Нельзя сказать, как это иногда любят критики, что, дескать, спектакль хоть и верен Чехову, но он «о нас», то бишь о современной интеллигенции. Нет, увы, это не мы. Это наши близкие родственники – более изящные, более благородные, более совестливые. Мне давно не встречался интеллигентный человек, которому было бы стыдно за себя, за свою жизнь, – а в мире Чехова такие страдальцы бродят толпами. Герои «Дяди Вани» в Малом драматическом, без всяких скидок, отличные люди. Кроме, конечно, профессора Серебрякова. В исполнении Игоря Иванова профессор похож на старого филина, с испугом и подозрением глядящего на чуждую ему человеческую компанию. На самом деле профессор – самое несчастное существо в спектакле, он действительно болен, беспросветно одинок, а жить по-человечески он не умеет, отгородившись позой мнимого величия, не может даже чашку чая выпить в дружеском кругу, даже пожаловаться толком на свои страдания, излить душу. Кажется, будто его постоянно терзает не только физическая, но и душевная боль, которую он задавил величественным фасадом своей невозмутимости, искусственного спокойствия. Во втором действии он приносит сам себе поднос с невероятным количеством скляночек и пузырьков с лекарствами – только и осталось бедолаге, что настаивать на своей болезни, вымаливая кроху сочувствия. Профессор лишен единственной радости – с аппетитом поговорить о себе, чем пользуются все, кроме него. Он же заключен в одиночную камеру своего «я», откуда выхода нет.

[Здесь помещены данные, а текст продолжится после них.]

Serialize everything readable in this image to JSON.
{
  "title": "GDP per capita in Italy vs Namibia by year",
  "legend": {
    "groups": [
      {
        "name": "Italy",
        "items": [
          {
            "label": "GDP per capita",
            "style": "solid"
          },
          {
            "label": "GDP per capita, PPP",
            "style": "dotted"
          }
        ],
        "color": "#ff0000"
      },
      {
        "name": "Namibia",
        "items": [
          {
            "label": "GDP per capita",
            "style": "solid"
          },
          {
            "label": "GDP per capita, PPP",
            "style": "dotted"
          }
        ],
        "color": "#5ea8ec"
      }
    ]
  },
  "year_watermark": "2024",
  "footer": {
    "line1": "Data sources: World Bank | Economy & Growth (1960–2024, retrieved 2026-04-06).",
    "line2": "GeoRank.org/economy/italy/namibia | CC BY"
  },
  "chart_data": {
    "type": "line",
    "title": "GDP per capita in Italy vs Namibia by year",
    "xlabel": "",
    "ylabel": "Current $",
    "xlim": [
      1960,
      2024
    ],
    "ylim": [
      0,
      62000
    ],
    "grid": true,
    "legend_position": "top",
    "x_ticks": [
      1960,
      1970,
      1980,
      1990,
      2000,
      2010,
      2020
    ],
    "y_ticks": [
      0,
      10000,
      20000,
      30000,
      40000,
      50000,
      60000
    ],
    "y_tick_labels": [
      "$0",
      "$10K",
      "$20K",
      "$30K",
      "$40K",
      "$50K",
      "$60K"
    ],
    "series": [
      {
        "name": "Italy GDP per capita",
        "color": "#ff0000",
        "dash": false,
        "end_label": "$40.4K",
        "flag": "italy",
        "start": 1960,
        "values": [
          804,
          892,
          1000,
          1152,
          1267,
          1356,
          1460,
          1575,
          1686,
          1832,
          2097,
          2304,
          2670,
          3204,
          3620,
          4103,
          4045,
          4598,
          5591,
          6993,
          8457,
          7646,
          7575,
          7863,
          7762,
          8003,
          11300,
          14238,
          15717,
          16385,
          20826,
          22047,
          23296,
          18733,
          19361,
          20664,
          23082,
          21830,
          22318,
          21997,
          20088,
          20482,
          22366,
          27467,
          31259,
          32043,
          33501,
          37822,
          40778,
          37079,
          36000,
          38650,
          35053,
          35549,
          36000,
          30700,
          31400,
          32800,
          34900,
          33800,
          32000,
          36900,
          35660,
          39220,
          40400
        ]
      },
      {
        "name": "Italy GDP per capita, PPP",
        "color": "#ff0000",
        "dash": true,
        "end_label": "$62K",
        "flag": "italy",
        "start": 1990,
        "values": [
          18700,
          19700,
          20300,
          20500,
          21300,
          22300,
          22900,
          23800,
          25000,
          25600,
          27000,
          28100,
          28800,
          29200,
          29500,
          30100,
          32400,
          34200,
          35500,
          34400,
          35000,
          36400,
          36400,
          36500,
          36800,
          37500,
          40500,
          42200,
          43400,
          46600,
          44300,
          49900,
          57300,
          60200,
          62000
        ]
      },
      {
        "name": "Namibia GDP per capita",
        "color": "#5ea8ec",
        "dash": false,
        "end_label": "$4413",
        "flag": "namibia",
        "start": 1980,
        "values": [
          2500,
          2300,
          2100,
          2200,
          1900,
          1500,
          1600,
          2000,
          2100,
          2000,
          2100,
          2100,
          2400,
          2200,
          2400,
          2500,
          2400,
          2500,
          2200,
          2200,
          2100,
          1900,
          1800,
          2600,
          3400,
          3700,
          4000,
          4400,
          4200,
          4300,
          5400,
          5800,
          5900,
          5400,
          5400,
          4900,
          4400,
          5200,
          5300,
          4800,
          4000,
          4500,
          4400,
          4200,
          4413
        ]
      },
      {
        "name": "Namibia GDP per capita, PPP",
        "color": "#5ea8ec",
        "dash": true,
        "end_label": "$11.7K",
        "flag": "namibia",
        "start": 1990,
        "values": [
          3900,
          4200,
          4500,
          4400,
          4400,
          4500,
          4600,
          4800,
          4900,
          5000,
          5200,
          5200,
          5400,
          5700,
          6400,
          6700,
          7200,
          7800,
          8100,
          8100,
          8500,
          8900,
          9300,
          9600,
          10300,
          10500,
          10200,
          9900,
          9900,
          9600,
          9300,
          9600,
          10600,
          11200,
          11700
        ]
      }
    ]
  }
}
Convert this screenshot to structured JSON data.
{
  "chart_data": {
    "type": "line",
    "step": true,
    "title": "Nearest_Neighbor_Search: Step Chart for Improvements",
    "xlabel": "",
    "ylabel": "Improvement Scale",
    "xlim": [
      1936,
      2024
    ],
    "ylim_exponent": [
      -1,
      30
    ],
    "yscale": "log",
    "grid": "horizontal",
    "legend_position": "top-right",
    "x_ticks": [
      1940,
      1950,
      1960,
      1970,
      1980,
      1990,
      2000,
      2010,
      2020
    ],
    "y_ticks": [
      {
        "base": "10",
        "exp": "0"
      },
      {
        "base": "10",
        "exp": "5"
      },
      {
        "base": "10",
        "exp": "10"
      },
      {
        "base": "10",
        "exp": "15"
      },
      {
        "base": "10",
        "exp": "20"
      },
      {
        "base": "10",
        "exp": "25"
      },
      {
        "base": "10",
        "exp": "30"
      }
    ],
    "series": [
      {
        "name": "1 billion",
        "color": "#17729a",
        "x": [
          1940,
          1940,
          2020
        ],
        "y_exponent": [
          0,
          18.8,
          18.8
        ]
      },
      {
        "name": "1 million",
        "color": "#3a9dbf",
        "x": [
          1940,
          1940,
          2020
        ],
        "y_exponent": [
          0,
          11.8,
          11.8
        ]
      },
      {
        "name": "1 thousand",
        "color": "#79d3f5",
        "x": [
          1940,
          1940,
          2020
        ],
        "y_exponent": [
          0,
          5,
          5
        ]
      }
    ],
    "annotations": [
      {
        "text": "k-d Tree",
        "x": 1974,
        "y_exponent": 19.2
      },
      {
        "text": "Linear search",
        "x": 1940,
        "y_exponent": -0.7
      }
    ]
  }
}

Дядя Ваня (Сергей Курышев) и Соня (Елена Калинина) на удивление в этой сценической композиции Додина никак не приподняты, не поэтизированы, не идеализированы. Это хорошие, честные люди с ясными глазами, работники, служители – но нет в них аромата, цветения, дара. Дядя Ваня действительно бывает зануден и нелеп, Соня грубовата и прямолинейна, и, при всем сочувствии их несчастьям, понимаешь, что для людей подобного склада никакого счастья и не предусмотрено даже там, на небесах, о чем горько и глухо, точно сама себя уговаривая, твердит в финале Соня: «Мы отдохнем! Мы увидим небо в алмазах…» Да, отдохнут – а потом их опять запрягут в какую-нибудь уже небесную работу. Так они созданы – как что-то надежное, правильное, но вспомогательное. Люди в помощь. Второстепенные люди. Оттого так досадно смотреть на бунт дяди Вани, вдруг решившего сыграть главную роль, полюбить, убить, рассыпаться в монологах – когда ему ничего такого не положено. И Соня напрасно распускает (в третьем действии) свои пышные, скрытые до поры волосы – она вполне хороша собой, но беспола. Рабочая пчела, и это фатально, этого – не переменить.